Kıyı devleti, kara topraklarının doğal uzantısı olan bu bölgenin tümünde denizaltı alanlarının deniz yatağında ve toprak altlarında hak sahibi oluyor. Mesafe 200 mile ulaşmadığı takdirde söz konusu ülkenin Kıta sahanlığı mesafesi 200 mile tamamlanıyor. Fakat bir kıyı ülkesinin kıta kenarı dış siniri 200 deniz mili sinirini aşması durumunda esas hatlardan itibaren 350 deniz mili limiti uygulanıyor.

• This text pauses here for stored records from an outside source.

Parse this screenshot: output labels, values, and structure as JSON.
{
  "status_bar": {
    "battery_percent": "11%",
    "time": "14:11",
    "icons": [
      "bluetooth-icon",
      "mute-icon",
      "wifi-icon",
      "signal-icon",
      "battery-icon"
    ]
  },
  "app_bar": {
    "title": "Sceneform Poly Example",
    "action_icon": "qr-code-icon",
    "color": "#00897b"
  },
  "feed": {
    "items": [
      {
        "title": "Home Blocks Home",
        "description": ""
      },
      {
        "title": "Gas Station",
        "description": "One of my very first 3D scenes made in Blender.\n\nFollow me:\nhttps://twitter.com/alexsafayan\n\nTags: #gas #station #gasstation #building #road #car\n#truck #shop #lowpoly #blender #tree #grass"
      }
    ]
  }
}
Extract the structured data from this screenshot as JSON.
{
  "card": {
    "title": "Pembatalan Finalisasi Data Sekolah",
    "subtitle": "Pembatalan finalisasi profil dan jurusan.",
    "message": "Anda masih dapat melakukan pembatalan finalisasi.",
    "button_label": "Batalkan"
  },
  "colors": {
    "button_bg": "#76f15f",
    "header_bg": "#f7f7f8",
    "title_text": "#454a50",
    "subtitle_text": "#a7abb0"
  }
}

Deniz Kıyısı olan devletler sonradan bir kazanıma veya ilan etmeye gerek duymaksızın doğal bir bicimde Kıta sahanlığına sahip olarak kabul ediliyorlar. Devletlerin doğal Kıta sahanlığı hakkı Uluslararası Adalet Divani 1969 kararı ile ‘ab initio’ (başlangıçtan beri) ve ‘ipso facto’ (kendiliğinden olduğu) olarak teyit edilmiş durumda.
Münhasır Ekonomik Bölge
Münhasır Ekonomik Bölge (MEB) kavramı karasularının başlangıcından itibaren 200 deniz mili alan genişliğindeki canlı ve canlı olmayan kaynaklar üzerinde kıyı ülkelerin bazı ekonomik haklar elde etmesi anlamına geliyor.
MEB kavramı Kıta sahanlığı haklarını da içermekte. 1982 Birleşmiş Milletler Deniz Hukuku Sözleşmesi (BMDHS) ile uluslararası hukuka girmiş durumda. MEB, kıyı devletine deniz yatağı sularında deniz yatağında, bölge toprak altında canlı ve cansız kaynakların yönetimi konusunda (araştırma, işletme, muhafaza gibi) haklar tanıdığı gibi aynı şekilde akıntı, rüzgâr gibi enerji kazanımı sağlanacak alanların da kullanımına dair egemen haklar veriyor.
MEB BMDHS 75. Maddesi uyarınca bir kıyı devletinin sınır haritalarının ve coğrafi koordinat listelerinin yayınlanması ve BM’ye deklare edilmesi gerekmekte.
Balıkçılık anlamında da MEB ilan etmek kıyı devleti açısından kritik önem arz etmektedir. 
MEB ilanı ile ilan edilen alandaki balıkçılık uluslararası düzenlemelerden çıkartılarak kıyı devletinin düzenleme yetkisi altına giriyor. MEB ilanı ile balıkçılık kotalarını belirleme hakki da kıyı devletinin yetki alanına giriyor.
Kıta sahanlığı ve Münhasır Ekonomik Bölge Farkları
Kıta sahanlığı kıyı ülkeleri için ilan edilmeksizin doğal bir hak. MEB’in ise uygun biçimde ilan edilmesi ve BM’ye deklare edilmesi gereken bir durum.